Making her debut for the first time in 28 years, a female Wallace’s Giant Bee (that its actual name) was spotted by scientists on a secluded Indonesian island. There’s little known about her species, as there hasn’t been another Wallace’s giant bee spotting since 1981. It’s hard to say what she was doing out on that island all alone, but I like to assume that she was relaxing, flying from plant to colorful plant, undisturbed by boy bees or human beings. Sounds ideal.

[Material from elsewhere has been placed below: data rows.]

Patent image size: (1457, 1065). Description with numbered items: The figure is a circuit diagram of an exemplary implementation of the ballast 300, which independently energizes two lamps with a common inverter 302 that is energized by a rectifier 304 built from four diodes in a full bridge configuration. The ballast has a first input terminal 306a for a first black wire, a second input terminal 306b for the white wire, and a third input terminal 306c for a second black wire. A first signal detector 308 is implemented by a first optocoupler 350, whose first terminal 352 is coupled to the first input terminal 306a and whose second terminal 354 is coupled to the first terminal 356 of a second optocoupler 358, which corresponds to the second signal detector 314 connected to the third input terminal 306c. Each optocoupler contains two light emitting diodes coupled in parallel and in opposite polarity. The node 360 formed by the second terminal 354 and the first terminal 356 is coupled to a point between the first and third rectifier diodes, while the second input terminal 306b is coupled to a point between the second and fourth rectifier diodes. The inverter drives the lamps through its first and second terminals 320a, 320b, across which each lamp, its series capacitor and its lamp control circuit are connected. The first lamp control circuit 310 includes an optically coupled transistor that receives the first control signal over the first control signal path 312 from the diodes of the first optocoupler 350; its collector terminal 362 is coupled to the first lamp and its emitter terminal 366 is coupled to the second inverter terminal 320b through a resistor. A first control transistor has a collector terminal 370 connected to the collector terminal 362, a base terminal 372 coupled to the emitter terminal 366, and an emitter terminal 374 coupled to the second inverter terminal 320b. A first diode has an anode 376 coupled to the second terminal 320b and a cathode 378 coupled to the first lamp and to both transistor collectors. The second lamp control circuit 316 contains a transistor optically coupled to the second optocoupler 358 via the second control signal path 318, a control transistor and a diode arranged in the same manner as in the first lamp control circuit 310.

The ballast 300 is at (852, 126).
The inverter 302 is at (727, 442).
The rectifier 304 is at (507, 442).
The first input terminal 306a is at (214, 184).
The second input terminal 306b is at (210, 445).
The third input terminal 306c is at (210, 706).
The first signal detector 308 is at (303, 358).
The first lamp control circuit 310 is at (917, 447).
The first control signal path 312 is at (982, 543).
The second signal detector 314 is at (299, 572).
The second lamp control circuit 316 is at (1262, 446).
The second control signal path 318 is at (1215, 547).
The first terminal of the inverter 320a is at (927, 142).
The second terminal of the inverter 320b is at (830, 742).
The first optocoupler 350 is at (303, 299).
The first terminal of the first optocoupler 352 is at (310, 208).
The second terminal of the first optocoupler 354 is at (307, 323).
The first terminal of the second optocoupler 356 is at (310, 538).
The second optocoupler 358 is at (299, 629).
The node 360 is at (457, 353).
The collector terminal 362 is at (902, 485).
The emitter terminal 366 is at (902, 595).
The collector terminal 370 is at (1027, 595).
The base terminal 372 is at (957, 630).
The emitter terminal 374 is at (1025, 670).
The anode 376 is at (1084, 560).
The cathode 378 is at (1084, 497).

The lady Big Bee is the size of an adult thumb, and has a six-centimeter wingspan. Alfred Russel Wallace, who discovered the species, described it as “a large black wasp-like insect, with immense jaws like a stag-beetle.” She is terrifying and amazing.
And she was highly sought after. Scientists trekked through the Indonesian jungle for months, hoping to snap a picture of the big, elusive bee. She probably didn’t want to be found, seeing as she was hidden in North Moluccas, a relatively unexplored area.
“It was absolutely breathtaking to see this ‘flying bulldog’ of an insect that we weren’t sure existed anymore, to have real proof right there in front of us in the wild,” natural history photographer, Clay Bolt, told BBC. “To actually see how beautiful and big the species is in life, to hear the sound of its giant wings thrumming as it flew past my head, was just incredible.”
Hopefully these men eventually leave this large lady bee alone, and let her go back to the peaceful, biodiverse habitat that she was residing in before they brought their measuring tools and high tech cameras. That’s unlikely though. There’s next to nothing known about Wallace’s giant bee, and researchers are excited
“We still know next to nothing about this extraordinary insect,” said Eli Wyman, an entomologist at Princeton University.
Let’s hope they still give the bee some “me time!”